Mr Calder then goes on about Quantative Risk Analysis and its Elements. I switch off again – if only he’d give an example of one he did before (like Blue Peter) then I’d grasp it so much more quickly than I would reading the theory behind the process and a description of it with no example to hand.

Key sentence number two: “Controls are countermeasures to risks.” Great, nice, concise …. but it doesn’t stay simple for long. Controls can either be directive, preventative, detective, corrective or recovery controls.

Key sentence number 3 “the Standard.. requires the organisation to select appropriate control objective sand controls …it clearly invites organisation to do this exhaustively..” The word “invite” normally has an enjoyable indirect object I think to myself eg a party. It doesn’t here.

Based on notes from my diary from May 2008.

ITG offers a series of toolkits which can be downloaded for something between £400 and £1,000 depending on the contents.

I am sceptical about paying this sort of money for a download from the internet which isn’t actually software – it will be a series of templates. Anyways, there’s a free trial which I download. The confirmation email tells me it contains 10% of the contents of the full toolkit.

The first document I open up is the Toolkit Contents and Change History which is six sides long.
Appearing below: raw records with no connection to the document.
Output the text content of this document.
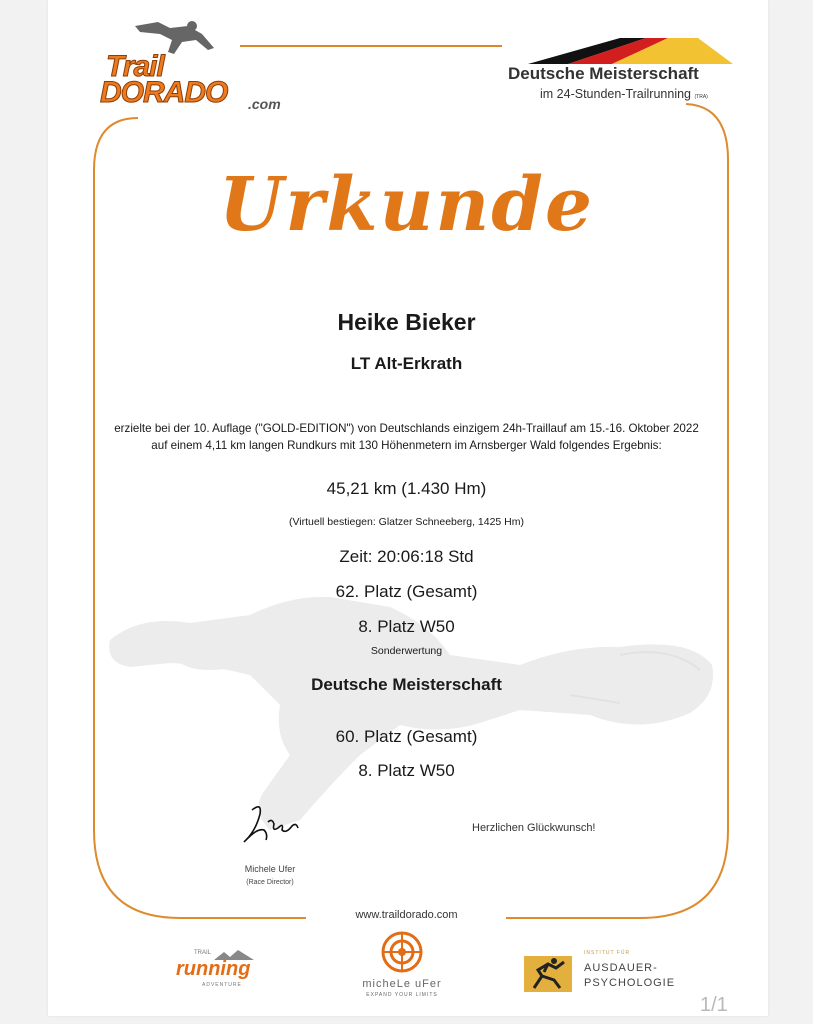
Trail
DORADO .com
Deutsche Meisterschaft
im 24-Stunden-Trailrunning (TRA)
Urkunde
Heike Bieker
LT Alt-Erkrath
erzielte bei der 10. Auflage ("GOLD-EDITION") von Deutschlands einzigem 24h-Traillauf am 15.-16. Oktober 2022
auf einem 4,11 km langen Rundkurs mit 130 Höhenmetern im Arnsberger Wald folgendes Ergebnis:
45,21 km (1.430 Hm)
(Virtuell bestiegen: Glatzer Schneeberg, 1425 Hm)
Zeit: 20:06:18 Std
62. Platz (Gesamt)
8. Platz W50
Sonderwertung
Deutsche Meisterschaft
60. Platz (Gesamt)
8. Platz W50
Michele Ufer
(Race Director)
Herzlichen Glückwunsch!
www.traildorado.com
TRAIL
running
ADVENTURE	micheLe uFer
EXPAND YOUR LIMITS
INSTITUT FÜR
AUSDAUER-
PSYCHOLOGIE
1/1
All this does is list all the changes made to all the documents within the Toolkit and gives them lots of reference numbers. This is a massive turnoff. I gulp –I can’t even find an index at the moment.

The Toolkit talks on about Tier1, Tier 2 and Tier 3 documents but there isn’t an abvious explanation what this means. It also talks about a ‘Statement of Applicability’ - I am similarly confused.

There’s an Introduction to the Toolkit document which I can understand because it’s the one which encourages you to buy the proper versions and spend £500 plus quid.!! I understand most of the contents. The contents list is thus

Content
My View
A model Information Security Policy Got it!
A model Statement of Applicability Not sure what this is
A pre-written Information Security Manual Sounds good
A Business Continuity Plan Sounds good
A Service Level Agreement Template Sounds heavy
vsRisk™ and RA2 Risk Assessment Tool integration templates I am sure this is going to a complete overload of management methodology.
400 pages of fit-for-purpose information Load me up
110 pre-written policies, procedures, templates and guidance Good
Implementation manager Sounds like another case of overload
Enterprise security assessment tool Sounds overly grand
Gap analysis/ISO27001 Audit tool Gap analysis – I’ve done that before
‘What is BS7799/ISO17799?’ (project staff training slides) Please not powerpoint?
PDCA and documentation pyramid presentation More unnecessary diagrams and complexity?
Unique drafting support service Ok
12 months of automatic upgrades You mean they don’t leave you alone even after giving you all this guff! Just kidding!

 Next there are some user instructions – in fact there are 48 of them over 5 pages. These are legible and understandable. There’s good, frank advice embedded in here like “ Creating your ISMS documentation is a big task”.

The User Instructions document is one you can work to but you’d have to sit down and study it. But, man, are we gearing up for a massive project here? This is the first document which divides the task out into stages and is the closest to a bullet point methodology I’ve seen. It refers to many other documents, Risk Assessments and other phenomena, many of which I don’t know what they are. It does at least tell me the order in which I have to begin trying to understand them.

Based on notes from my diary and other records from May 2008.